PURPOSE: To determine whether a volar radial (Henry) exposure to the distal radius is associated with less median nerve dysfunction than a direct volar exposure of the distal radius through the carpal tunnel that has been abandoned due to median nerve problems.

METHODS: Over an 18-month period, all patients with distal radius fractures treated with volar locking plate osteosynthesis were consecutively integrated into this therapeutic study. A direct volar midline approach ulnar to the flexor tendons and median nerve including prophylactic carpal tunnel release (CTR) was routinely performed from July 2003 to December 2004 (CTR group). Due to median nerve problems, this approach was abandoned and a distal part of the classical Henry approach (HRY) through the flexor carpi radialis (FCR) tendon sheath was performed for volar locking plate osteosynthesis in a second period from April 2005 to May 2006 (HRY group). In this group, the carpal tunnel was released only in selected cases. Data were collected prospectively for both groups. Analysis included clinical examination, the Patient-Rated Wrist Evaluation, and radiological follow-up up to 1 year after surgery.

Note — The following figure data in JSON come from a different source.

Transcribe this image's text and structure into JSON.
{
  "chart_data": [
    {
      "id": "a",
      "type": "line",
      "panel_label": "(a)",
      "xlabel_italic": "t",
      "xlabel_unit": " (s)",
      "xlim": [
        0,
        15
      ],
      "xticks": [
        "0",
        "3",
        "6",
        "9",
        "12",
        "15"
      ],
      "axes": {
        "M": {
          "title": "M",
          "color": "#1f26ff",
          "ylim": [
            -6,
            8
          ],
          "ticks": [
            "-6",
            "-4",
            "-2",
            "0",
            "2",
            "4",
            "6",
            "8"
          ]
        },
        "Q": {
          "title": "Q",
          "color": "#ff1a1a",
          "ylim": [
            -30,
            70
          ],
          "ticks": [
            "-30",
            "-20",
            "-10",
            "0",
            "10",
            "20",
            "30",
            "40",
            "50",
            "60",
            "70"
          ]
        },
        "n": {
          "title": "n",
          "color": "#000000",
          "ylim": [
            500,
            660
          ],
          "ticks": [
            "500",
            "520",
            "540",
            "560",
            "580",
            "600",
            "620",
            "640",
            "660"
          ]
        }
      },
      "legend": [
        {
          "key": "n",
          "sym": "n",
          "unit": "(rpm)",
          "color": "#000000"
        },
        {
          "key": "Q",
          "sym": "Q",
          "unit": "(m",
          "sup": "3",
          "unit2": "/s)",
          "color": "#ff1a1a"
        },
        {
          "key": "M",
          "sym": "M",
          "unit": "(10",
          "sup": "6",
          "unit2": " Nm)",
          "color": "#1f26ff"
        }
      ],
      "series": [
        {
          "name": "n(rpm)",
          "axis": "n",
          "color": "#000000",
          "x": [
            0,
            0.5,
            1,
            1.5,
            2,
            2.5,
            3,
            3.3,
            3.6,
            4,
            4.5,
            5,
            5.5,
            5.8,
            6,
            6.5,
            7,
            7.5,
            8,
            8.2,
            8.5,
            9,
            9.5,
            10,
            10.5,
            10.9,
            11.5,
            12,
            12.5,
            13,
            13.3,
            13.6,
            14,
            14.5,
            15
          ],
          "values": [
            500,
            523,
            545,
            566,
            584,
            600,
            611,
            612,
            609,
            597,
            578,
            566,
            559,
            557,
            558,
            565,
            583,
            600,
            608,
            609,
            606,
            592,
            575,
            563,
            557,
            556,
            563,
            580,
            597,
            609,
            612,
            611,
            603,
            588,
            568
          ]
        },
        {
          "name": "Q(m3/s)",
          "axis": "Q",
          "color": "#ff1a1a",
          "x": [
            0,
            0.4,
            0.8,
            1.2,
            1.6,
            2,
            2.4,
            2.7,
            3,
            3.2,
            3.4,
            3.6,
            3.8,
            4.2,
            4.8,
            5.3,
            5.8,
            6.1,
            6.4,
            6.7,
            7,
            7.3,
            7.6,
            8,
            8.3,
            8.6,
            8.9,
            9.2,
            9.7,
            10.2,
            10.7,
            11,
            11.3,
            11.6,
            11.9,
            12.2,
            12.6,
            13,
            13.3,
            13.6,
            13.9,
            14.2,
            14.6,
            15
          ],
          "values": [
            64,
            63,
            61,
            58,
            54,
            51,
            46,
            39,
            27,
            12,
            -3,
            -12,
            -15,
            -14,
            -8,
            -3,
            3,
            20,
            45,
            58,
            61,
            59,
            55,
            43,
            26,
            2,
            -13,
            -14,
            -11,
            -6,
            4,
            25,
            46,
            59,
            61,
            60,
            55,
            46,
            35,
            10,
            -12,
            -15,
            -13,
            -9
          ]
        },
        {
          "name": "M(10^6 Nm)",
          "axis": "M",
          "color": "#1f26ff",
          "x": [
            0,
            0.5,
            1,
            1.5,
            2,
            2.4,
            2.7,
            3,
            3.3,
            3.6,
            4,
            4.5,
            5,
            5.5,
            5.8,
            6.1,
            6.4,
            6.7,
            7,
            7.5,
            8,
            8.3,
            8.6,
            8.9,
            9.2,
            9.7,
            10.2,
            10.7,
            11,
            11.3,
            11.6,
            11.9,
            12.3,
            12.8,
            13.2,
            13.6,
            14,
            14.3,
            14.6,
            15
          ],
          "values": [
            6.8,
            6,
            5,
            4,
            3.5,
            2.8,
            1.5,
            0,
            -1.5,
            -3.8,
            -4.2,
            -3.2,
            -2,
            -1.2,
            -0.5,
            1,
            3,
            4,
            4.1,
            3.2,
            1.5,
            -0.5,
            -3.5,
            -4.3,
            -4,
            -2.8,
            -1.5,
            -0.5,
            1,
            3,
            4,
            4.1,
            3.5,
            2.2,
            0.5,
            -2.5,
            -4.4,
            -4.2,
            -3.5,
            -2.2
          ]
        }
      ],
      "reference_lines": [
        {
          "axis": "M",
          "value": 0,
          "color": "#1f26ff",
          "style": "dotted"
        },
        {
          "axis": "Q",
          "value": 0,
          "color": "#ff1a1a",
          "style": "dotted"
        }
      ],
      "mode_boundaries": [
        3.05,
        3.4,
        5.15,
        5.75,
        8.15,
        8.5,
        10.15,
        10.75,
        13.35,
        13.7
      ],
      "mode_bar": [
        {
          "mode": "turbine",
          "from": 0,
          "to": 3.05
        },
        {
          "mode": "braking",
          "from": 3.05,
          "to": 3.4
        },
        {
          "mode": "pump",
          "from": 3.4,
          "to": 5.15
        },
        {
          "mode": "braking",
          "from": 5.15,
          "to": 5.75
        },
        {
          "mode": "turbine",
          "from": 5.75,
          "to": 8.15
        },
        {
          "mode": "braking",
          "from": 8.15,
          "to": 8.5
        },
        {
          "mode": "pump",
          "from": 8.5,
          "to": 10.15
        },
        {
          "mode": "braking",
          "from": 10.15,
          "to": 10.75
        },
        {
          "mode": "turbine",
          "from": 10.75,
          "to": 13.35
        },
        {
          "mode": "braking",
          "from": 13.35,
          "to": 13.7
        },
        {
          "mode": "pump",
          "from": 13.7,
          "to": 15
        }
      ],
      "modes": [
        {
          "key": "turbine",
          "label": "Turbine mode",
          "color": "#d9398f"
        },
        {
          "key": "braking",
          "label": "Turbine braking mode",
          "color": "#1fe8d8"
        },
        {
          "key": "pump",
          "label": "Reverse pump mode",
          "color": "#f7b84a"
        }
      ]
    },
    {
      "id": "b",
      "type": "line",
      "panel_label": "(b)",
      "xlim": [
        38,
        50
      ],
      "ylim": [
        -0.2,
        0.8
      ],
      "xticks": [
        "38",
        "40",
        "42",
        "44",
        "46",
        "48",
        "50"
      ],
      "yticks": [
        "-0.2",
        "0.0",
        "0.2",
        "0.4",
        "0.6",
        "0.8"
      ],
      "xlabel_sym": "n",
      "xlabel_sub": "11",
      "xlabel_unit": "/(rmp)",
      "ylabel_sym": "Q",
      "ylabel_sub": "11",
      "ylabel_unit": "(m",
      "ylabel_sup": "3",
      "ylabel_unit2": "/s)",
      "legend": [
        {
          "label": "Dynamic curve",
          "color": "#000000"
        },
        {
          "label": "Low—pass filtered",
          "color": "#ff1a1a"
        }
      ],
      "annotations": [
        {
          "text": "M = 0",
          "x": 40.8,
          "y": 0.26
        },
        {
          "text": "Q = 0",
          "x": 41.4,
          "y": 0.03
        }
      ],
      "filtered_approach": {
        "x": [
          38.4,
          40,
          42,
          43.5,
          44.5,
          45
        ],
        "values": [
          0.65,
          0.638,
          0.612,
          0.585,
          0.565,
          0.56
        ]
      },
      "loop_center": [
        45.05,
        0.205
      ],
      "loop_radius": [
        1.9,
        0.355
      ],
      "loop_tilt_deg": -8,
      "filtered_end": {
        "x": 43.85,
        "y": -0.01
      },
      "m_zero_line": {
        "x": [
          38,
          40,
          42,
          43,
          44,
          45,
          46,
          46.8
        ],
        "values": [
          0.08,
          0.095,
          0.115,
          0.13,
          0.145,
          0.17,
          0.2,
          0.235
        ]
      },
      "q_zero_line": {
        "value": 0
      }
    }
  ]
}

RESULTS: Eighty-three patients entered the CTR group during the initial series. Thirty-one patients showed median nerve dysfunction 6 weeks after surgery. In the second period of observation, 91 patients entered the HRY group. The carpal tunnel was therapeutically decompressed in 18 patients, leaving the carpal tunnel untouched in 91 patients. Temporary median nerve paraesthesia was seen in 4 patients without CTR in the HRY group 6 weeks after surgery. After 1 year, persistent median nerve irritation was observed in 4 patients of the CTR group and none of the HRY group. Grip strength, range of motion, and Patient-Rated Wrist Evaluation were similar after 1 year.

CONCLUSIONS: The direct volar approach to the distal radius with routine CTR should be abandoned because it was associated with an increased rate of temporary and persistent median nerve irritation compared to the distal part of the classic Henry approach in our series.